Site icon Now-Tranding

‘Abigail’ Is Too Bloody Dumb for Its Own Good

Horror and dumb go together like peas and cah-rots, to paraphrase Forrest Gump.

Think:

There’s a serial killer on the loose … let’s split up!

The monster sure looks like it’s dead. Let’s drop our weapons!

You know the drill.

“Abigal” is a different kind of dumb. The film’s screenplay insults us at every turn. You can’t help but question what’s happening instead of letting go and having fun.

Young, talented Abigail (Alisha Weir, very good despite the story around her) gets kidnapped as the story opens. The fledgling ballerina is the daughter of a powerful mob boss, and a gaggle of goons hopes to squeeze him for a tidy ransom.

That makes sense, except what the thugs don’t realize is that Abigail is more than a gifted dancer. She’s a vampire, and by kidnapping her they may have sealed their fate.

It’s wonderful to see a horror movie that can be summed up in two tight paragraphs. Simple. Effective.

Deadly.

Except at nearly every step “Abigail” undermines that streamlined approach. The goon squad in question is effectively cast, including “Scream” alum Melissa Barrera, Dan Stevens, Giancarlo Esposito, the late Angus Cloud and Kathryn Newton.

No problem there. Yet the sequences leading up to the vampiric reveal are a snooze. These crooks bicker and brood, but there’s little wit to snack upon.

The screenplay, by Stephen Shields and Guy Busick, gets worse as the story progresses. The dialogue teems with obvious comments and way too much profanity.

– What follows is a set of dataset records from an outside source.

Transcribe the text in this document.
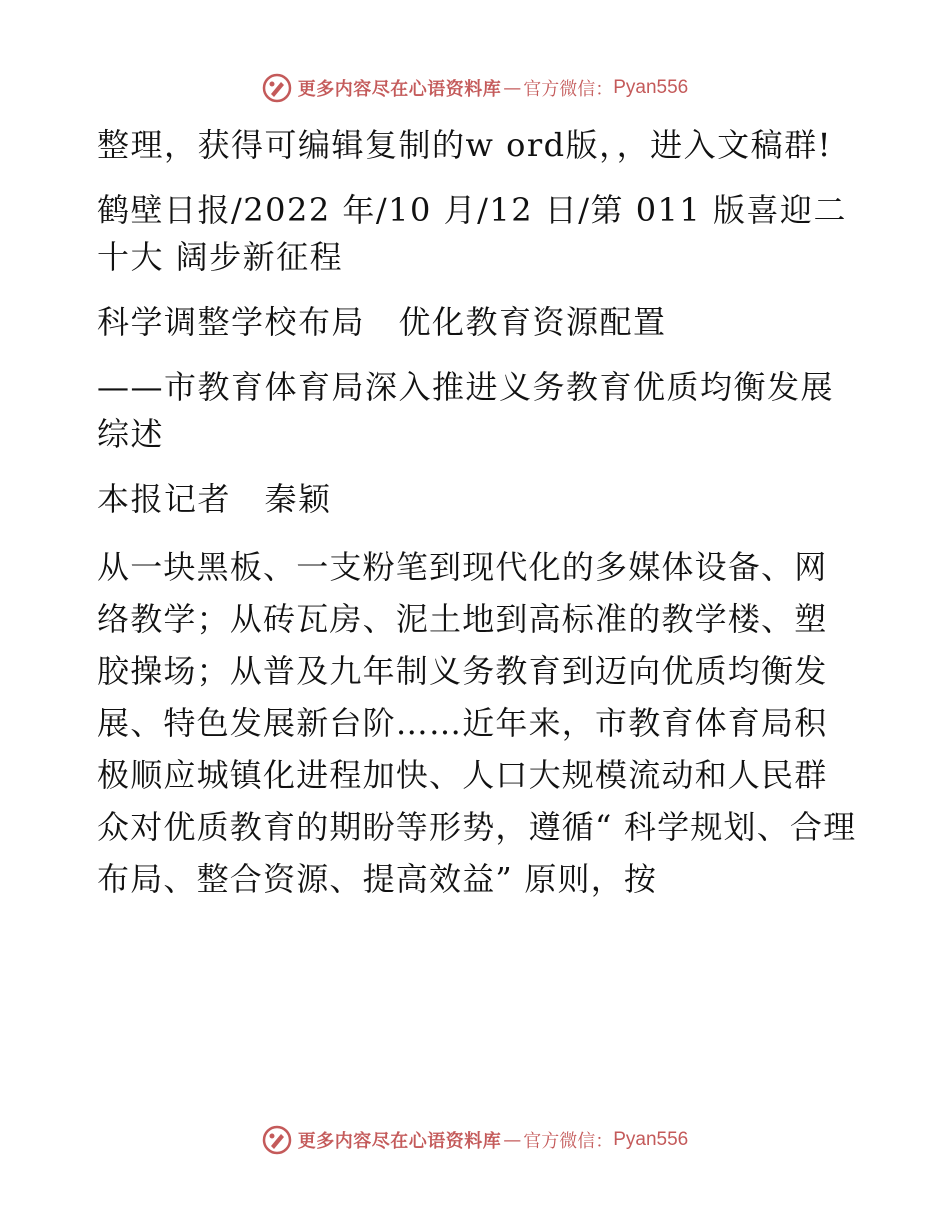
更多内容尽在心语资料库 — 官方微信： Pyan556

整理，获得可编辑复制的w ord版，，进入文稿群!

鹤壁日报/2022 年/10 月/12 日/第 011 版喜迎二十大 阔步新征程

科学调整学校布局　优化教育资源配置

——市教育体育局深入推进义务教育优质均衡发展综述

本报记者　秦颖

从一块黑板、一支粉笔到现代化的多媒体设备、网络教学；从砖瓦房、泥土地到高标准的教学楼、塑胶操场；从普及九年制义务教育到迈向优质均衡发展、特色发展新台阶……近年来，市教育体育局积极顺应城镇化进程加快、人口大规模流动和人民群众对优质教育的期盼等形势，遵循“ 科学规划、合理布局、整合资源、提高效益” 原则，按

更多内容尽在心语资料库 — 官方微信： Pyan556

Stevens gets the worst of it. His character is akin to nails on a chalkboard sprung to life.

Horror hounds who live to see on-screen blood, however, will be in heaven. “Abigail” gushes with the red stuff, along with other internal organs. It’s SplatterVision, and at the very least it keeps viewers from nodding off.

The bigger issue is clear.

Even dumber than dumb horror movies have an internal logic of sorts. Not here.

One minute, young Abigail can break through doors like they’re tissue paper. The next? They hold her at bay.

We’re told her vampirism doesn’t mesh with the undead lore we’ve seen from countless movies. Later, it’s all about wooden stakes and the fear of sunlight.

Huh?

RELATED: BEST ’80s VAMPIRE MOVIES

Our antiheroes make it all but impossible to cheer on. Barrera, whose bond with her off-screen child is the only humanity seen on screen, barely makes an impact. At one point we’re asked to feel sorry for a vampire despite all the dead bodies littering the screen.

Sorry. That’s not happening.

“Abigail” doesn’t know when to quit. Literally. The running time is inexcusably long, allowing for even more head-scratching reveals and faux endings.

You’ll have a laugh or two, and the cast mostly knows to keep tongues buried in cheeks. Otherwise, the visual chaos that is “Abigail” isn’t worth a look.

HiT or Miss: “Abigail” starts strong but ends up burying audiences in a flood of dumb vampire shtick.